The interior is filled with an eclectic mix of hand-me-downs, vintage store or garage sale finds, and new pieces; I’ve always believed you don’t have to choose between new or old, you can mix them successfully and still have a stylish and tasteful home. We have inherited so many things from both sides of the family. From small things like old photographs, tools and memorabilia, to knicknacks, glassware, crockery and kitchenalia; furniture like assorted rustic chairs, wooden trunks which travelled out here from Ireland with my great great grandmother, washstands and leadlight cabinets, to a beautifully elegant chiffonier originally belonging to my husband’s grandmother. I collect a variety of things; teapots, jugs and old books. Even my friends know not to throw out any of their grandparents’ or parents’ belongings until they check with me first!
Outside, we have many cane chairs, rustic items and vintage pots scattered throughout the garden, and use an old wooden cable reel as a casual table. Whilst we have had to buy a LOT of new plants over the years to fill our very large garden (helloooo, Bunnings and Virginia Nursery), many have come from cuttings I have nurtured.
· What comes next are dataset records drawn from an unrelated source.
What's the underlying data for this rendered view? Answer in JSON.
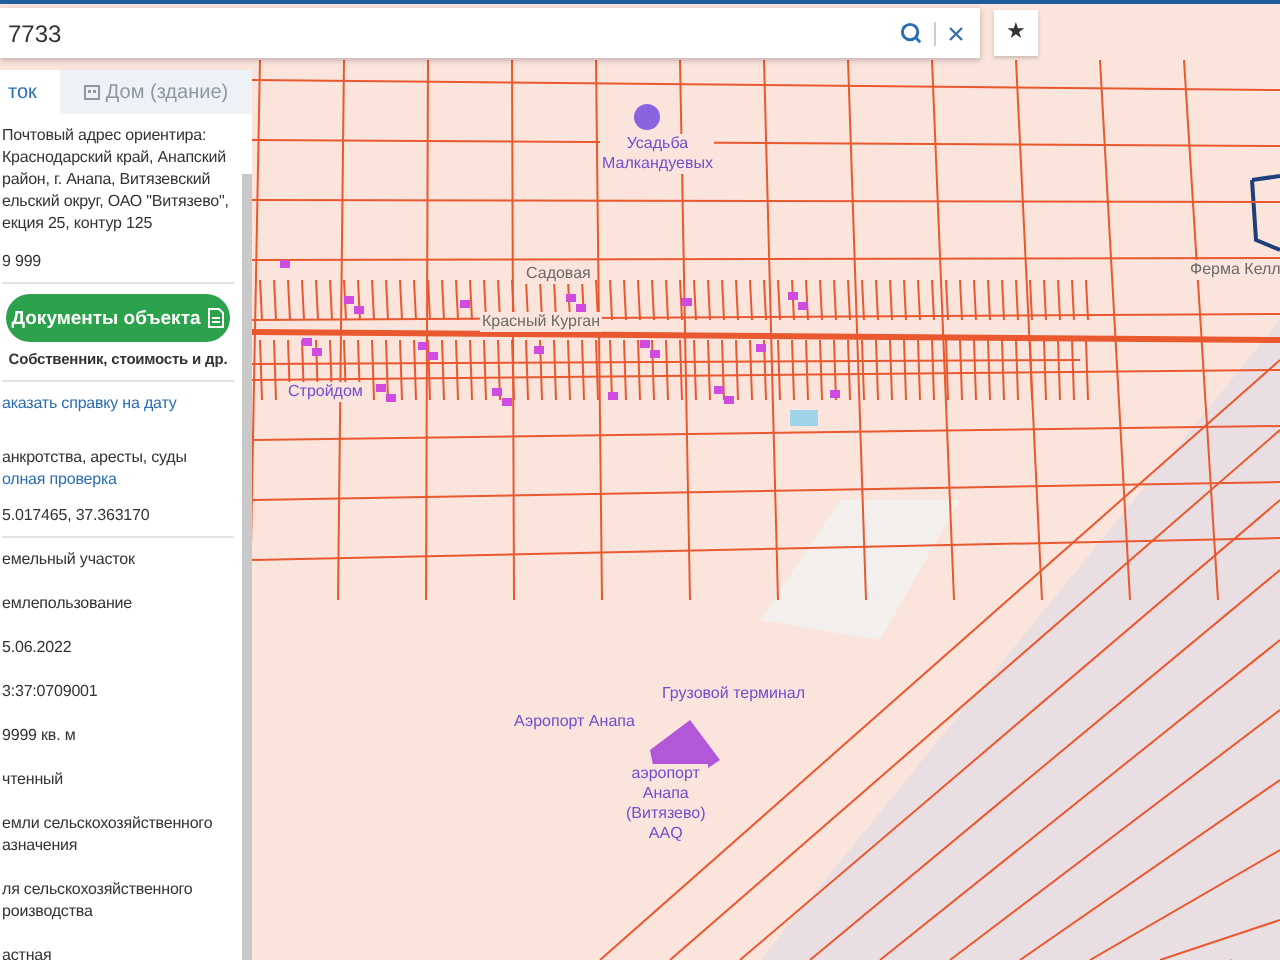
{
  "search": {
    "value": "7733"
  },
  "favorite_button": {
    "label": "★"
  },
  "panel": {
    "tabs": [
      {
        "label": "ток",
        "selected": true,
        "disabled": false
      },
      {
        "label": "Дом (здание)",
        "selected": false,
        "disabled": true
      }
    ],
    "address_lines": [
      "Почтовый адрес ориентира:",
      "Краснодарский край, Анапский",
      "район, г. Анапа, Витязевский",
      "ельский округ, ОАО \"Витязево\",",
      "екция 25, контур 125"
    ],
    "area_value": "9 999",
    "documents_button": {
      "label": "Документы объекта"
    },
    "documents_caption": "Собственник, стоимость и др.",
    "order_link": "аказать справку на дату",
    "checks_text": "анкротства, аресты, суды",
    "full_check_link": "олная проверка",
    "coordinates": "5.017465, 37.363170",
    "fields": [
      {
        "lines": [
          "емельный участок"
        ]
      },
      {
        "lines": [
          "емлепользование"
        ]
      },
      {
        "lines": [
          "5.06.2022"
        ]
      },
      {
        "lines": [
          "3:37:0709001"
        ]
      },
      {
        "lines": [
          "9999 кв. м"
        ]
      },
      {
        "lines": [
          "чтенный"
        ]
      },
      {
        "lines": [
          "емли сельскохозяйственного",
          "азначения"
        ]
      },
      {
        "lines": [
          "ля сельскохозяйственного",
          "роизводства"
        ]
      },
      {
        "lines": [
          "астная"
        ]
      }
    ]
  },
  "map": {
    "labels": [
      {
        "lines": [
          "Усадьба",
          "Малкандуевых"
        ],
        "kind": "poi"
      },
      {
        "lines": [
          "Садовая"
        ],
        "kind": "street"
      },
      {
        "lines": [
          "Красный Курган"
        ],
        "kind": "street"
      },
      {
        "lines": [
          "Стройдом"
        ],
        "kind": "poi"
      },
      {
        "lines": [
          "Ферма Келл"
        ],
        "kind": "street"
      },
      {
        "lines": [
          "Грузовой терминал"
        ],
        "kind": "poi"
      },
      {
        "lines": [
          "Аэропорт Анапа"
        ],
        "kind": "poi"
      },
      {
        "lines": [
          "аэропорт",
          "Анапа",
          "(Витязево)",
          "AAQ"
        ],
        "kind": "poi"
      }
    ]
  }
}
What has the biggest challenge been?
The biggest challenge of renovating our old girl has probably been money. These homes can be money pits, but we’ve done it in stages as we could afford it, always keeping our eyes open for bargains. We were lucky enough to have found some great tradies along the way who were sympathetic to a home with history; not once did anyone try to talk us out of preserving what already existed, restoring what could be saved, or using recycled materials, despite it possibly being more difficult for them. (“This window isn’t square…neither is this wall … nothing old is square..” may have been muttered quietly a few times though…!)
Are you done now?
We are pretty much finished now (but never say never!) and apart from tweaking a few things and ongoing maintenance, we are learning to sit back, relax, and enjoy being custodians of our lovely home. I find comfort in the old things; treasures which have a history, a story… whether I know the story or not. I love colour, clutter, and a sense of heritage, and most of our home reflects this in abundance. People compliment us on what we’ve achieved here, and I think they feel comfortable in our home. I know we do! We love it here. This is it for us. Forever home.